Reputation: 14898
Given the following regular expression and subject text, why is the negative lookahead only applying to the last character of the named capture group URL
?
// Regex
(?<URL>(?<Protocol>\w+):\/\/(?<Domain>[\w@][\w.:@]+)\/?[\w\.?=%&=\-@/$,]*)(?!'|"|(</a))
// Subject text
<p><a href="http://example.com">http://example.com</a> and http://example.com</p>
This regex has a negative lookahead (?!"|(</a))
which is an attempt to not match URLs that are within a <a>
tag. This is done by checking if the URL is followed by a quote ('
or "
) or a closing </a
tag.
I'm getting the following results
http://example.co
http://example.co
http://example.com
I expected the negative lookahead to apply to the whole capture group, not just it's last char. Is this possible? What am I doing wrong?
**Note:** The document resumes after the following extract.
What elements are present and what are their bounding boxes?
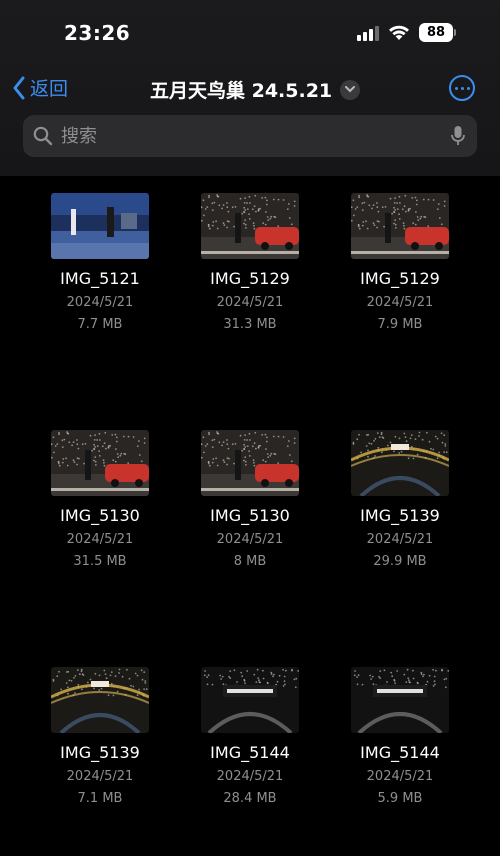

I expected to match only the last instance of http://example.com
to be captured.
Upvotes: 3
Views: 1237
Reputation: 33928
Because when the negative lookahead fails the quantifiers (and anything else that can) will backtrack, till it finds a match.
You can force an expression not to backtrack by using atomic groups (?>expression)
:
(?<URL>(?>(?<Protocol>\w+):\/\/(?<Domain>[\w@][\w.:@]+)\/?[\w\.?=%&=\-@/$,]*))(?!'|"|(</a))
Upvotes: 3